THE TERROR BY NIGHT, by Lewis Lister
Maynard disencumbered himself from his fishing-creel, stabbed the butt of his rod into the turf, and settled down in the heather to fill a pipe. All round him stretched the undulating moor, purple in the late summer sunlight. To the southward, low down, a faint haze told where the sea lay. The stream at his feet sang its queer, crooning moor-song as it rambled onward, chuckling to meet a bed of pebbles somewhere out of sight, whispering mysteriously to the rushes that fringed its banks of peat, deepening to a sudden contralto as it poured over granite boulders into a scum-flecked pool below.
For a long time the man sat smoking. Occasionally he turned his head to watch with keen eyes the fretful movements of a fly hovering above the water. Then a sudden dimple in the smooth surface of the stream arrested his attention. A few concentric ripples widened, travelled towards him, and were absorbed in the current. His lips curved into a little smile and he reached for his rod. In the clear water he could see the origin of the ripples; a small trout, unconscious of his presence, was waiting in its hover for the next tit-bit to float downstream. Presently it rose again.
“The odds are ten to one in your favor,” said the man. “Let’s see!”
He dropped on one knee and the cast leapt out in feathery coils. Once, twice it swished; the third time it alighted like thistledown on the surface. There was a tiny splash, a laugh, and the little green-heart rod flicked a trout high over his head.

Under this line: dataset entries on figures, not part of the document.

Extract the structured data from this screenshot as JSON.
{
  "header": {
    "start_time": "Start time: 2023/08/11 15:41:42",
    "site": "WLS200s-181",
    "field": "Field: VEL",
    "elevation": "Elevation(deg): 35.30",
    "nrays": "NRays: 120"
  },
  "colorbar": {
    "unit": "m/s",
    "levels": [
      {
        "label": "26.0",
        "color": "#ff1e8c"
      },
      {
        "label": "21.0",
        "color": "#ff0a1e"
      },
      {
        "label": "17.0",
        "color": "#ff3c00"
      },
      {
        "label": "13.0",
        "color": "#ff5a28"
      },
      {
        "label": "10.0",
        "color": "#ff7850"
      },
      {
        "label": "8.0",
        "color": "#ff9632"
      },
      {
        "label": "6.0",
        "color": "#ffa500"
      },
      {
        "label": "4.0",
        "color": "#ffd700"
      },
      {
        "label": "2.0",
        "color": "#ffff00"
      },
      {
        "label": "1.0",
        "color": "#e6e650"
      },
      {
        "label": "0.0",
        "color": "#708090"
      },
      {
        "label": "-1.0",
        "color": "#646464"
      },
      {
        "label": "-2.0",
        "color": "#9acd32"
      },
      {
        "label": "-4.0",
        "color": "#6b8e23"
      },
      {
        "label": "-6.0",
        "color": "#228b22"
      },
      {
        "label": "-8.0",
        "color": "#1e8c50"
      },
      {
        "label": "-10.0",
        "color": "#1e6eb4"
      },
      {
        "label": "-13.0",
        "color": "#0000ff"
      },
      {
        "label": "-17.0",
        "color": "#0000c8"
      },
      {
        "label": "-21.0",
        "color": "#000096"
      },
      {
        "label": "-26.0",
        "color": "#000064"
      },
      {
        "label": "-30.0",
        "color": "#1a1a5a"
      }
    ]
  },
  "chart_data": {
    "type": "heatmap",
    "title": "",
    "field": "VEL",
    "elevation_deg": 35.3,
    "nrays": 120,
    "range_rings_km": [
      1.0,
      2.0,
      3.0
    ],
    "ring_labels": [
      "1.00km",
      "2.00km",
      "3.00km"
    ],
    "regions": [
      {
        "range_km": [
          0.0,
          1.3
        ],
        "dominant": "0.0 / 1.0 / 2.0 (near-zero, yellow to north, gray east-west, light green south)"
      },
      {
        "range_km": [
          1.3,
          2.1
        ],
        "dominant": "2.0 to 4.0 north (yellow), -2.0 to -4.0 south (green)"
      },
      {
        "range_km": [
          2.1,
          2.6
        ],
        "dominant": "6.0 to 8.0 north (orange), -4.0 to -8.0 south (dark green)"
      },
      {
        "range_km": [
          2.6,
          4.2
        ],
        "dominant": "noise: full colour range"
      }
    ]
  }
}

It was the merest baby—half-an-ounce, perhaps—and it fell from the hook into the herbage some yards from the stream.
“Little ass!” said Maynard. “That was meant for your big brother.”
He recovered his cast and began to look for his victim. Without avail he searched the heather, and as the fateful seconds sped, at last laid down his rod and dropped on hands and knees to probe among the grass-stems.

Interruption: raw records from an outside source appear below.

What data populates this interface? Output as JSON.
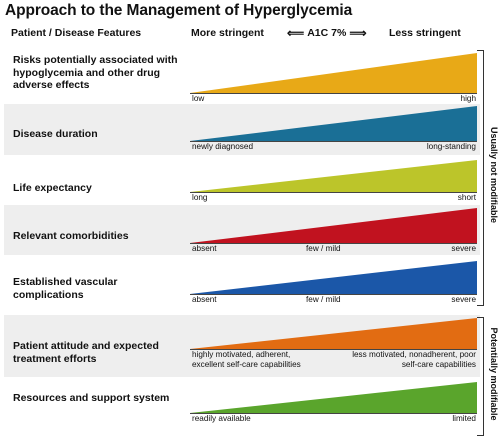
{
  "title": "Approach to the Management of Hyperglycemia",
  "header": {
    "features": "Patient / Disease Features",
    "more": "More stringent",
    "a1c": "A1C 7%",
    "less": "Less stringent",
    "left_arrow": "⟸",
    "right_arrow": "⟹"
  },
  "rows": [
    {
      "label": "Risks potentially associated with hypoglycemia and other drug adverse effects",
      "color": "#e8a917",
      "ticks": [
        "low",
        "high"
      ]
    },
    {
      "label": "Disease duration",
      "color": "#1a6f96",
      "ticks": [
        "newly diagnosed",
        "long-standing"
      ]
    },
    {
      "label": "Life expectancy",
      "color": "#bcc52a",
      "ticks": [
        "long",
        "short"
      ]
    },
    {
      "label": "Relevant comorbidities",
      "color": "#c1121f",
      "ticks": [
        "absent",
        "few / mild",
        "severe"
      ]
    },
    {
      "label": "Established vascular complications",
      "color": "#1b57a8",
      "ticks": [
        "absent",
        "few / mild",
        "severe"
      ]
    },
    {
      "label": "Patient attitude and expected treatment efforts",
      "color": "#e26c12",
      "ticks": [
        "highly motivated, adherent, excellent self-care capabilities",
        "less motivated, nonadherent, poor self-care capabilities"
      ]
    },
    {
      "label": "Resources and support system",
      "color": "#5aa52c",
      "ticks": [
        "readily available",
        "limited"
      ]
    }
  ],
  "side": {
    "group1": "Usually not modifiable",
    "group2": "Potentially modifiable"
  }
}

For a while he hunted in vain, then the sunlight showed a golden sheen among some stones. Maynard gave a grunt of relief, but as his hand closed round it a tiny flutter passed through the fingerling; it gave a final gasp and was still. Knitting his brows in almost comical vexation, he hastened to restore it to the stream, holding it by the tail and striving to impart a life-like wriggle to its limpness.
“Buck up, old thing!” he murmured encouragingly. “Oh, buck up! You’re all right, really you are!”
But the “old thing” was all wrong. In fact, it was dead. Standing in the wet shingle, Maynard regarded the speckled atom as it lay in the palm of his hand.
“A matter of seconds, my son. One instant in all eternity would have made just the difference between life and death to you. And the high gods denied it you!”
On the opposite side of the stream, set back about thirty paces from the brink, stood a granite boulder. It was as high as a man’s chest, roughly cubical in shape; but the weather and clinging moss had rounded its edges, and in places segments had crumbled away, giving foothold to clumps of fern and starry moor-flowers. On three sides the surrounding ground rose steeply, forming an irregular horseshoe mound that opened to the west. Perhaps it was the queer amphitheatrical effect of this setting that connected up some whimsical train of thought in Maynard’s brain.